Movie Discussion Questions for Character Traits, Theme, and SEL

Teaching lens: discussion • SEL • empathy • evidence

Good movie discussion questions help students do more than say whether they liked the film. They guide students toward traits, motivation, theme, teamwork, empathy, choices, consequences, and evidence.

The best questions are specific enough to produce thoughtful answers but flexible enough to work with many classroom movies.

Quick planning move: Choose one character-analysis focus before pressing play. Traits, motivation, change, theme, comparison, empathy, teamwork, apologies, problem-solving, friendship, and perseverance all work better when students have to support the idea with a specific scene.

Best resources for this lesson goal

Movie Title / Resource Teaching Focus Student Task Resource
Inside Out differentiated resources Emotion, SEL, character perspective, and discussion depth. Discuss how a character’s emotion changes their choices. Inside Out Differentiated Movie Guide Bundle
Zootopia 2 Teamwork, empathy, conflict resolution, and assumptions. Explain how a character responds to conflict and new information. Zootopia 2 Movie Guide
Over the Moon Grief, hope, family, imagination, and perseverance. Connect a character’s feeling to a choice and consequence. Over the Moon Movie Guide
The Peanuts Movie Self-confidence, kindness, friendship, and perseverance. Explain how a character keeps trying after a setback. The Peanuts Movie Guide
Any film Free discussion and viewing guide foundation. Write one answer before discussion and revise after hearing peers. Free Generic Movie Guide for Grades 2–5

Related K12MG collections

Collection When to Use It
Empathy and EQ Useful for discussion around feelings, perspective, and care.
Bullying and Conflict Resolution Relevant when discussion focuses on conflict, repair, or peer pressure.
Friendship Building Good for questions about relationships and support.
Self-Confidence Useful for discussion around courage, confidence, and perseverance.

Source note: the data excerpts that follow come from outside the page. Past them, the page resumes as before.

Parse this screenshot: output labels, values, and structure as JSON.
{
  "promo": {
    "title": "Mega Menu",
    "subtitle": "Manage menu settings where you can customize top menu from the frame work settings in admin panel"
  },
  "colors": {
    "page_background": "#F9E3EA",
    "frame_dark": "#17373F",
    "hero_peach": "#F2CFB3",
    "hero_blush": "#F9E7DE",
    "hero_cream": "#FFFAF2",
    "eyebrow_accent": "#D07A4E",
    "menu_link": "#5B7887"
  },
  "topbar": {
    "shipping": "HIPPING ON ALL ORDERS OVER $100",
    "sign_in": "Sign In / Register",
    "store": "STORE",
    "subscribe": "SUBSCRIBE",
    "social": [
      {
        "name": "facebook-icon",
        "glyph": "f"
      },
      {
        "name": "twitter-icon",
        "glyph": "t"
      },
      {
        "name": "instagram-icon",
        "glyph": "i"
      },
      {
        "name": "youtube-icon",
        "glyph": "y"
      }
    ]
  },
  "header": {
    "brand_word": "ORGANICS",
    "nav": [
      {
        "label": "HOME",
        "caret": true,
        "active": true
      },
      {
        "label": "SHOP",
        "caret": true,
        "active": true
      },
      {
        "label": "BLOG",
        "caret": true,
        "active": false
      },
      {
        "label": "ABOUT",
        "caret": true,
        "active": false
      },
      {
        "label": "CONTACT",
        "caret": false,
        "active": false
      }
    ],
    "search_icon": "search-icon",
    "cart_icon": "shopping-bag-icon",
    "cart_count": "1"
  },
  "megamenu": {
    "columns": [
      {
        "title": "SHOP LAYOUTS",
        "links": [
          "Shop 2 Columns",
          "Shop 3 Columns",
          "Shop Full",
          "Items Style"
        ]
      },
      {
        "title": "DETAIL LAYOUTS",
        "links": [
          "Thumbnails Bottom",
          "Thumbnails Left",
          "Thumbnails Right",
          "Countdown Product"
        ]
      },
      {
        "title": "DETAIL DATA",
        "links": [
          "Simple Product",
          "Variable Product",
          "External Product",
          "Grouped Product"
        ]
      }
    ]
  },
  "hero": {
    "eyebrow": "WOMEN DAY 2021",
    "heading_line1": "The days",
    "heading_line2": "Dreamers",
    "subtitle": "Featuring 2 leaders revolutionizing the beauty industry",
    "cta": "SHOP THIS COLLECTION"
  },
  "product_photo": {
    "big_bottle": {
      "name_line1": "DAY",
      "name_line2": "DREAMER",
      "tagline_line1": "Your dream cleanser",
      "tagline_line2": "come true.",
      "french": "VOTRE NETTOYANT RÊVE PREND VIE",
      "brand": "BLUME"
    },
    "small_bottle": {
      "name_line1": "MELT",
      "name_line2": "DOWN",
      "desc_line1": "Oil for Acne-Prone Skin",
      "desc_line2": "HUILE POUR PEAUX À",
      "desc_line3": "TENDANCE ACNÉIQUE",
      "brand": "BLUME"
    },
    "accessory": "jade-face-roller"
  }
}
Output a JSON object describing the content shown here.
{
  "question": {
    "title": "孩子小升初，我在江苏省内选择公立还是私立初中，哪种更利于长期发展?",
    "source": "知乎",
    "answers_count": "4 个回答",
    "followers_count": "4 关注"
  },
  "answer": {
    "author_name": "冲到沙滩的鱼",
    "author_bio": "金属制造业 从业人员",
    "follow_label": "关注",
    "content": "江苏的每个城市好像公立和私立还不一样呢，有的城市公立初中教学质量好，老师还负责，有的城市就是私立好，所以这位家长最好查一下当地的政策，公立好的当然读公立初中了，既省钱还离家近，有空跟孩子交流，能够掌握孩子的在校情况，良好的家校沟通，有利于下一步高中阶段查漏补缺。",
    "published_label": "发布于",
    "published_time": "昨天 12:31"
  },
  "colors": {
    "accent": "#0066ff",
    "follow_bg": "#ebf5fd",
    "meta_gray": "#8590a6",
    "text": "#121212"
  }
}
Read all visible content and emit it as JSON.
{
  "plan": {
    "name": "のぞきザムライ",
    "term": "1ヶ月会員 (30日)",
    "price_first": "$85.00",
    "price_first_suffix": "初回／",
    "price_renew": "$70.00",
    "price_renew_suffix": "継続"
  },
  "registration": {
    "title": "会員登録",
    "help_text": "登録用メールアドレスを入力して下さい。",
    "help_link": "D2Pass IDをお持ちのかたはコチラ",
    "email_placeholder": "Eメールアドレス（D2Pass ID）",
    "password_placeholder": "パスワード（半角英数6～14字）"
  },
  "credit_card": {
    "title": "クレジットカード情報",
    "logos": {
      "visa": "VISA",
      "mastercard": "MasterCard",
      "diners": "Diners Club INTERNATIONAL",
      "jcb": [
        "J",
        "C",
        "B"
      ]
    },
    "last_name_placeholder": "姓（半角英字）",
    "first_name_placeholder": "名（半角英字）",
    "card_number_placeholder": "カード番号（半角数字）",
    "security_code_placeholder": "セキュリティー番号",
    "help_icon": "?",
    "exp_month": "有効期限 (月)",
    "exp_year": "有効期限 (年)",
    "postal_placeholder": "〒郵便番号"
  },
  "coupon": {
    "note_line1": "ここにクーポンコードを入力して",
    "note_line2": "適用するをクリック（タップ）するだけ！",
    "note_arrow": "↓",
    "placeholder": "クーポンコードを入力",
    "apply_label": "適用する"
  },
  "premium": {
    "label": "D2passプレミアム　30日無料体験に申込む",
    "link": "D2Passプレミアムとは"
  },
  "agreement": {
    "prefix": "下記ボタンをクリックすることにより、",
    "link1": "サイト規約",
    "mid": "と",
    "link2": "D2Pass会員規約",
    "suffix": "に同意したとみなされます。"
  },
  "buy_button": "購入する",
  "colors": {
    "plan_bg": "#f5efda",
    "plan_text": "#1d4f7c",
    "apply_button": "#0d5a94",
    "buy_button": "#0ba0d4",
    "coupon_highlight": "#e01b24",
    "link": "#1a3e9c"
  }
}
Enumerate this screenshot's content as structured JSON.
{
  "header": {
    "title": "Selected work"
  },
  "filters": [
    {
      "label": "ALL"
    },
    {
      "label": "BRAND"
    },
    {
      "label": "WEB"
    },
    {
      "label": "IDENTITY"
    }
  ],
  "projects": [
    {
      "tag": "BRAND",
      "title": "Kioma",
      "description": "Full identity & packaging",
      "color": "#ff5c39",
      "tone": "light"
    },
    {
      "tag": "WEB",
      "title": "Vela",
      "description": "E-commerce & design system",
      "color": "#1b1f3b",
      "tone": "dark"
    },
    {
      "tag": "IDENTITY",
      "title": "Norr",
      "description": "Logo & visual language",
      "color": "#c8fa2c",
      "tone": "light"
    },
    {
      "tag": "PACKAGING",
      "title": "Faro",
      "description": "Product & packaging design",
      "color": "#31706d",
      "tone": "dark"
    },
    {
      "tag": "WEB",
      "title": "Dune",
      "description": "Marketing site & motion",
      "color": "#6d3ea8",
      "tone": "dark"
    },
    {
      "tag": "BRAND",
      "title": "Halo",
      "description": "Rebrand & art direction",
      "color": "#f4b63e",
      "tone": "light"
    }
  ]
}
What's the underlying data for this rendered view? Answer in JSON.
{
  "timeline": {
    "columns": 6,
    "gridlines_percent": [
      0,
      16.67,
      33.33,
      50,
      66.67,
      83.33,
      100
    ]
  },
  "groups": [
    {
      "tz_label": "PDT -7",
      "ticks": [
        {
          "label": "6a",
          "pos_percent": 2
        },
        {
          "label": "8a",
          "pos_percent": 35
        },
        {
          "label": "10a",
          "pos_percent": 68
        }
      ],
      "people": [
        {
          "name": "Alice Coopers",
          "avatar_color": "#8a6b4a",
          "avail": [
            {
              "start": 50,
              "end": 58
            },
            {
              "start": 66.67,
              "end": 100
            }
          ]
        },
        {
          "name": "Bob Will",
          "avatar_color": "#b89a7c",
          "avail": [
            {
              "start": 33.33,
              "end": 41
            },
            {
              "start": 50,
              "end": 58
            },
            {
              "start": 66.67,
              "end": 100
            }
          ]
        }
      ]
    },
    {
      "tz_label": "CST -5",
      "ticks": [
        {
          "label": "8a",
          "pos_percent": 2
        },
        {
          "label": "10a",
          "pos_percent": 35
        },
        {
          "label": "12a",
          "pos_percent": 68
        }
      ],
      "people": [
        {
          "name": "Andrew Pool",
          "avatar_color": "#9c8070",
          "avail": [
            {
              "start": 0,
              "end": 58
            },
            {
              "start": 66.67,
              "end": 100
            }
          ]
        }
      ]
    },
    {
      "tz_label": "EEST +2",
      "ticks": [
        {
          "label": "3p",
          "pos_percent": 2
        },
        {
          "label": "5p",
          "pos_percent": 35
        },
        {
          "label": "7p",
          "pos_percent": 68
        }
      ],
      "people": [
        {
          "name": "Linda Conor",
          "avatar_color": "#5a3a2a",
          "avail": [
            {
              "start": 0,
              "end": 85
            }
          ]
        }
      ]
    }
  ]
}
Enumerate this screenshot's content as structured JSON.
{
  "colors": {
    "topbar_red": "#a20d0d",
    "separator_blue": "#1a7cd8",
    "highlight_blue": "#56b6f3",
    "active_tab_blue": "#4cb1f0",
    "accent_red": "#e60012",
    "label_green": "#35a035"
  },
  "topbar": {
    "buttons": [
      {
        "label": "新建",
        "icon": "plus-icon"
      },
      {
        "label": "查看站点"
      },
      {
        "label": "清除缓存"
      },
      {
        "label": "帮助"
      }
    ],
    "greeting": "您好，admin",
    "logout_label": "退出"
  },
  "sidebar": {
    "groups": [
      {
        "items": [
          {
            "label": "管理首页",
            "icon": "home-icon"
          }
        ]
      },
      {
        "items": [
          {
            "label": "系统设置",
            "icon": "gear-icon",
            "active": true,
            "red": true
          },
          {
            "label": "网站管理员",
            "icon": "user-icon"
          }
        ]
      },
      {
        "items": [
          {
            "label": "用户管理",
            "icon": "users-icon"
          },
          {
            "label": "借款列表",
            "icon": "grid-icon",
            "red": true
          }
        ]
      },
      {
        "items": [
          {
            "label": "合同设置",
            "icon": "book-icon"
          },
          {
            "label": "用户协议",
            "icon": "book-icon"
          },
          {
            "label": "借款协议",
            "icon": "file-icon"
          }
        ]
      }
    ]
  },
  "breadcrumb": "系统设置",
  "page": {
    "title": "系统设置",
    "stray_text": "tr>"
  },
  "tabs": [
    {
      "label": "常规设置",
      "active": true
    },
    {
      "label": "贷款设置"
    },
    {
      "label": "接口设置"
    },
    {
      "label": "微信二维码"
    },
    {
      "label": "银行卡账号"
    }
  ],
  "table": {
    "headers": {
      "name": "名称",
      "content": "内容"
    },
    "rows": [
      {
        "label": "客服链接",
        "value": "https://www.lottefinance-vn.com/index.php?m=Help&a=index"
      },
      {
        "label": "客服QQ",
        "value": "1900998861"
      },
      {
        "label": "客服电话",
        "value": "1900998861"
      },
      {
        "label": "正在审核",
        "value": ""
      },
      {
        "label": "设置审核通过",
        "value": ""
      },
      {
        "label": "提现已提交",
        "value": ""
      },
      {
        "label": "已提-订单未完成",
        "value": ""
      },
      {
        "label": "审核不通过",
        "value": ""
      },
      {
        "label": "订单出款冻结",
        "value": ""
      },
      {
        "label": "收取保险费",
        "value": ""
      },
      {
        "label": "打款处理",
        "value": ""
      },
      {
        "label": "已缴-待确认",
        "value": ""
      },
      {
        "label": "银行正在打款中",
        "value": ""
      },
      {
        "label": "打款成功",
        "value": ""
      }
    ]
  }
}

Classroom-ready activity structure

Teaching Move Student Task Why It Helps
Before discussion Students write one claim and one piece of evidence. This gives quieter students a starting point.
During discussion Students add a peer’s idea that changed or sharpened their thinking. This encourages listening instead of answer recitation.
After discussion Students revise one answer using better evidence. Revision makes discussion academically useful.

How to use this in class

When using SEL language, keep the focus on the film evidence first. Words like empathy, teamwork, apologies, problem-solving, friendship, and perseverance should help students analyze characters, not replace analysis.

For the strongest response, students should write a claim, cite a scene, and explain how the evidence proves the character trait, motivation, change, comparison, or theme. That keeps the activity useful for ELA, SEL, classroom discussion, and written response without turning the film into busywork.

Student-friendly question stems

  • Which character trait best describes this character, and what scene proves it?
  • What does the character want, and how does that motivation affect a choice?
  • How does the character change from the beginning to the end?
  • Which choice creates the biggest consequence?
  • What theme or lesson does the character’s journey reveal?

Related character-traits and movie-analysis guides

Frequently asked questions

Can movies really teach character traits?

Yes. Movies give students visible evidence: actions, words, facial expressions, conflict, choices, and consequences. The key is requiring students to support every trait claim with a specific moment.

What should a character traits worksheet include?

A useful worksheet should include the character name, trait claim, evidence, explanation, and a connection to conflict, motivation, change, or theme.

How do I keep the activity from becoming busywork?

Use one focused task. A short evidence-based response is usually stronger than a long packet with repeated questions.